Responsable du pôle « droit patrimonial »

Madame le Professeur Sophie Gaudemet, Agrégée des facultés de droit, spécialisée en droit patrimonial de la famille

L’équipe

La recherche en droit du patrimoine est intrinsèquement liée à l’ouverture du Master de droit privé fondamental puis du Master de droit notarial. Elle n’a par ailleurs de justification qu’au regard des aspects très pratiques qui sont développés. L’activité du pôle repose essentiellement sur sa responsable, le professeur Sophie Gaudemet, spécialiste du droit patrimonial de la famille. La Chambre des Notaires des Hautes-de-Seine, partenaire du master apporte un très fort soutien à ces projets de recherche, de même que d’importants réseaux académiques et internationaux que la responsable du pôle s’attache à développer avec un fort dynamisme. Le 1er septembre 2013, un MCF a été recruté par la faculté sur support BQR dont la recherche pourra être mise au soutien de Mme Gaudemet.

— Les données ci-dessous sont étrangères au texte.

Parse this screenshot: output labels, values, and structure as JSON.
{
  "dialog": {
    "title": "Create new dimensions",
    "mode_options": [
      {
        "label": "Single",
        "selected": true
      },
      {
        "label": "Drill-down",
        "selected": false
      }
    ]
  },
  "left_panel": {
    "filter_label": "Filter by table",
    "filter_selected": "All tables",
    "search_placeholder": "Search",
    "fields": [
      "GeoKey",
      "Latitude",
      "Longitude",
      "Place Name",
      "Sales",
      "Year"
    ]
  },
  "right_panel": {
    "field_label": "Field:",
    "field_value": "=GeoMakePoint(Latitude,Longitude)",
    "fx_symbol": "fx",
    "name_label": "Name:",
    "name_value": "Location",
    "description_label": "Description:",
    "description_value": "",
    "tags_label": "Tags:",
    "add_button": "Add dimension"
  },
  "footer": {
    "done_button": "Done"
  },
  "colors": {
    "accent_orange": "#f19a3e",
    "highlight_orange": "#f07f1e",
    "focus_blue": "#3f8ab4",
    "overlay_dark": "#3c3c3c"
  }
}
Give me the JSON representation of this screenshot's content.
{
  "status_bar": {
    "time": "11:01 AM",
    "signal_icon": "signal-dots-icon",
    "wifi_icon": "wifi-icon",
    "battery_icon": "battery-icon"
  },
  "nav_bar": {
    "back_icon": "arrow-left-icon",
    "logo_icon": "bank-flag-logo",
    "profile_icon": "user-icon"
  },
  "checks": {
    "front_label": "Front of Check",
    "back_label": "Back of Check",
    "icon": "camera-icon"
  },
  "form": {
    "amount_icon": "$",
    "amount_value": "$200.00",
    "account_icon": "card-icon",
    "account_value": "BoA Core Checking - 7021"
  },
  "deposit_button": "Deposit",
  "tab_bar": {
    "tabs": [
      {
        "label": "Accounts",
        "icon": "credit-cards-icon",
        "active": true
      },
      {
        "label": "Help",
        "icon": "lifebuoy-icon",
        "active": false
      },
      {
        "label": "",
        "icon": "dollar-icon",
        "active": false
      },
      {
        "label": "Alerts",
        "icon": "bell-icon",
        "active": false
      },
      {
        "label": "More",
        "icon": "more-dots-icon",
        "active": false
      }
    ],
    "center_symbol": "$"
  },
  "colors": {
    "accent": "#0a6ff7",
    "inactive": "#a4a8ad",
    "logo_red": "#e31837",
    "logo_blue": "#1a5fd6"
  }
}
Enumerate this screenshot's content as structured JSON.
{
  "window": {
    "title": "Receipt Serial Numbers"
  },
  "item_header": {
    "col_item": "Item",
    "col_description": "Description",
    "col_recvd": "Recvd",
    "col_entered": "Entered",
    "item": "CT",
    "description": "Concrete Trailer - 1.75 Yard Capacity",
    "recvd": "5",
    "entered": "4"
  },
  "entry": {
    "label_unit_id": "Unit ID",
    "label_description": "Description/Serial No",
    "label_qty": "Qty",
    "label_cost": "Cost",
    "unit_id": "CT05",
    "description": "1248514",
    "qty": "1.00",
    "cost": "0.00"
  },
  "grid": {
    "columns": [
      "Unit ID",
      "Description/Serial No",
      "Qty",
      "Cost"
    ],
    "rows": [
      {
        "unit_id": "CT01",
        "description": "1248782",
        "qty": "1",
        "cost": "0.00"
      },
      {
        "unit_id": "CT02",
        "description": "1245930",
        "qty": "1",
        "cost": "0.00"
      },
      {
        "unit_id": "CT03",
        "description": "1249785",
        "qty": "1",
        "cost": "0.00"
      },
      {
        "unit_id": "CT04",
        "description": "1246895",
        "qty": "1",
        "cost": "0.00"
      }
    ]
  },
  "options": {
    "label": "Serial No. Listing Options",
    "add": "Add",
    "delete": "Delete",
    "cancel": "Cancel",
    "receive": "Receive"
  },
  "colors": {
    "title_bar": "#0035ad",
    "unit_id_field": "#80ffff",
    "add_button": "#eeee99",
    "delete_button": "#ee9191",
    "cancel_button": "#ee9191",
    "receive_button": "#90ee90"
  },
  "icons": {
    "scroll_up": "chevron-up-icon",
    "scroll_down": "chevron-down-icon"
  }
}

Les missions scientifiques

Avec l’ouverture du Master de droit privé fondamental puis du Master de droit notarial (évalués A par l’AERES en 2009), la recherche de l’Institut s’est accentuée dans les domaines de prédilection du droit notarial : droit extrapatrimonial et patrimonial de la famille, actes courants, droit commercial en particulier.

L’Institut a ouvert ses portes à cette nouvelle recherche. Il a au demeurant permis de mettre à la disposition du plus grand nombre un fonds d’ouvrages, acquis grâce en particulier au concours de la Chambre des notaires des Hauts-de-Seine et intéressant le droit notarial dans ses dimensions de droit interne, de droit international privé et de droit comparé.

Se doter d’un tel outil documentaire, c’est favoriser l’accueil des professeurs étrangers qui, chaque année, viennent enseigner dans le diplôme. Font ainsi partie de ce réseau international Mme Pretelli, Collaboratrice scientifique à l’Institut suisse de droit comparé, ou M. Roberto Mazzola, Professeur à l’Université du Piémont oriental (v. infra, Actions du pôle « Droit du patrimoine »). C’est aussi permettre aux notaires, en particulier lorsqu’ils ont à connaître d’éléments d’extranéité, d’accéder à ces sources. C’est enfin contribuer à des échanges fructueux entre chercheurs de l’Institut, professeurs invités, professionnels et étudiants.